I think (i) this would literally never happen, (ii) it technically couldn't quite happen, given at least 1 team would qualify via the challenge cup, so if the actual worst team in the CC qualified it would have to be because they did really well after being knocked down to the challenge cup.

But the 13th-15th teams could qualify and to be fair I didn't think about this as a possibility. I don't think a team should be able to qualify via the Champions Cup if they finish last in their group.

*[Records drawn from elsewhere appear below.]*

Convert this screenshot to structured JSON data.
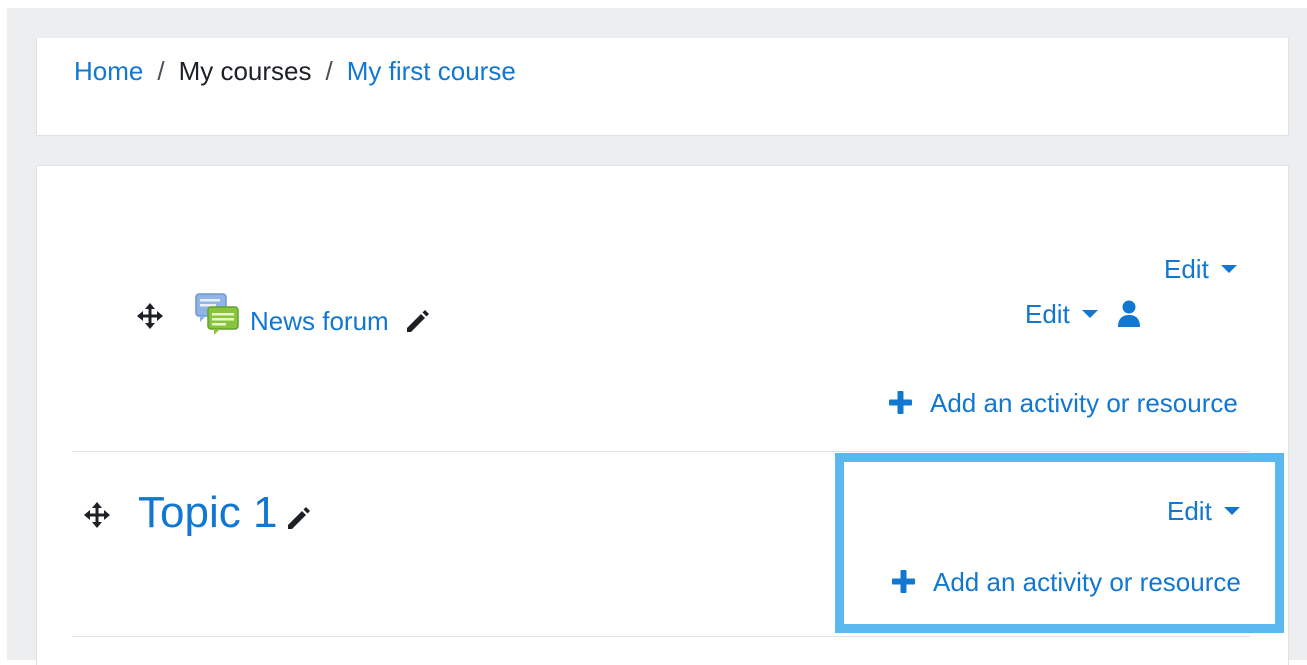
{
  "breadcrumb": {
    "home": "Home",
    "separator": "/",
    "my_courses": "My courses",
    "current_course": "My first course"
  },
  "general_section": {
    "edit_label": "Edit",
    "activity": {
      "name": "News forum",
      "icon": "forum-icon",
      "edit_label": "Edit",
      "role_icon": "user-icon"
    },
    "add_label": "Add an activity or resource"
  },
  "topic_section": {
    "title": "Topic 1",
    "edit_label": "Edit",
    "add_label": "Add an activity or resource"
  },
  "colors": {
    "link": "#1177d1",
    "highlight": "#5bb8ef",
    "background": "#edeef0"
  }
}
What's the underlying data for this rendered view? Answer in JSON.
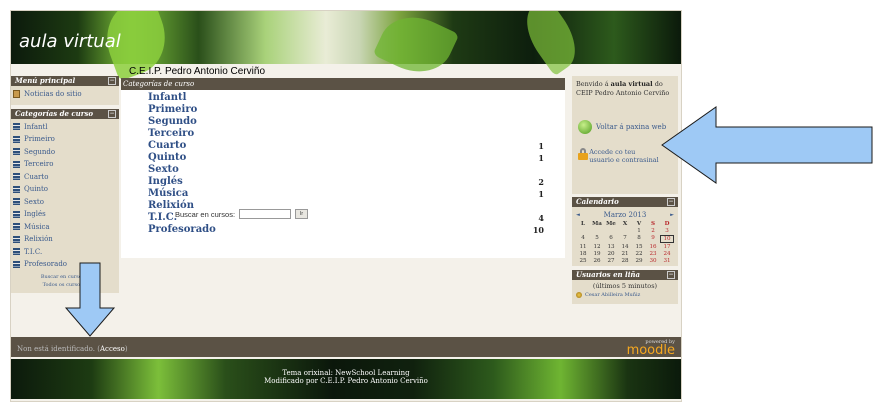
{
  "header": {
    "logo_text": "aula virtual",
    "school_name": "C.E.I.P. Pedro Antonio Cerviño"
  },
  "left": {
    "main_menu": {
      "title": "Menú principal",
      "items": [
        {
          "label": "Noticias do sitio",
          "icon": "news-icon"
        }
      ]
    },
    "categories": {
      "title": "Categorías de curso",
      "items": [
        {
          "label": "Infantl"
        },
        {
          "label": "Primeiro"
        },
        {
          "label": "Segundo"
        },
        {
          "label": "Terceiro"
        },
        {
          "label": "Cuarto"
        },
        {
          "label": "Quinto"
        },
        {
          "label": "Sexto"
        },
        {
          "label": "Inglés"
        },
        {
          "label": "Música"
        },
        {
          "label": "Relixión"
        },
        {
          "label": "T.I.C."
        },
        {
          "label": "Profesorado"
        }
      ],
      "search_link": "Buscar en cursos...",
      "all_courses_link": "Todos os cursos..."
    }
  },
  "center": {
    "title": "Categorías de curso",
    "rows": [
      {
        "name": "Infantl",
        "count": ""
      },
      {
        "name": "Primeiro",
        "count": ""
      },
      {
        "name": "Segundo",
        "count": ""
      },
      {
        "name": "Terceiro",
        "count": ""
      },
      {
        "name": "Cuarto",
        "count": "1"
      },
      {
        "name": "Quinto",
        "count": "1"
      },
      {
        "name": "Sexto",
        "count": ""
      },
      {
        "name": "Inglés",
        "count": "2"
      },
      {
        "name": "Música",
        "count": "1"
      },
      {
        "name": "Relixión",
        "count": ""
      },
      {
        "name": "T.I.C.",
        "count": "4"
      },
      {
        "name": "Profesorado",
        "count": "10"
      }
    ],
    "search_label": "Buscar en cursos:",
    "search_value": "",
    "search_button": "Ir"
  },
  "right": {
    "welcome_pre": "Benvido á",
    "welcome_bold": "aula virtual",
    "welcome_post": "do CEIP Pedro Antonio Cerviño",
    "home_link": "Voltar á paxina web",
    "login_link": "Accede co teu usuario e contrasinal",
    "calendar": {
      "title": "Calendario",
      "month": "Marzo 2013",
      "prev": "◄",
      "next": "►",
      "weekdays": [
        "L",
        "Ma",
        "Me",
        "X",
        "V",
        "S",
        "D"
      ],
      "weeks": [
        [
          "",
          "",
          "",
          "",
          "1",
          "2",
          "3"
        ],
        [
          "4",
          "5",
          "6",
          "7",
          "8",
          "9",
          "10"
        ],
        [
          "11",
          "12",
          "13",
          "14",
          "15",
          "16",
          "17"
        ],
        [
          "18",
          "19",
          "20",
          "21",
          "22",
          "23",
          "24"
        ],
        [
          "25",
          "26",
          "27",
          "28",
          "29",
          "30",
          "31"
        ]
      ],
      "today": "10"
    },
    "online": {
      "title": "Usuarios en liña",
      "minutes": "(últimos 5 minutos)",
      "user": "Cesar Abilleira Muñiz"
    }
  },
  "bottom": {
    "not_logged": "Non está identificado.",
    "login_link": "Acceso",
    "powered_by": "powered by",
    "moodle": "moodle",
    "theme_line": "Tema orixinal: NewSchool Learning",
    "modified_line": "Modificado por C.E.I.P. Pedro Antonio Cerviño"
  },
  "colors": {
    "block_header": "#5b5245",
    "block_body": "#e4ddcb",
    "link": "#3a5a8c",
    "arrow_fill": "#9ec9f5",
    "arrow_stroke": "#1a1a1a"
  }
}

Overall though I like my idea best because my thinking is, each league should get a few qualification spots, and then the rest of the spots should go to the next best teams who have proven an ability to be competitive in the champions cup. The elite French clubs generally make up the bulk of the semi-final spots, but that doesn't (necessarily) mean that the 5th-8th best French clubs would be competitive in a slimmed down champions cup. The CC is always going to be really great competition from the semis onwards, but the issue is that there are some pretty poor showings in the earlier rounds. Reducing the number of teams would help a little bit, but we could improve things further by (i) ensuring that the on-paper "worst" teams in the competition have a track record of performing well in the CC, and (ii) by incentivising teams to prioritise the competition. Teams that have a chance to win the whole thing will always be incentivised to do that, but my system would incentivise teams with no chance of making the final to at least try to win a few group stage matches.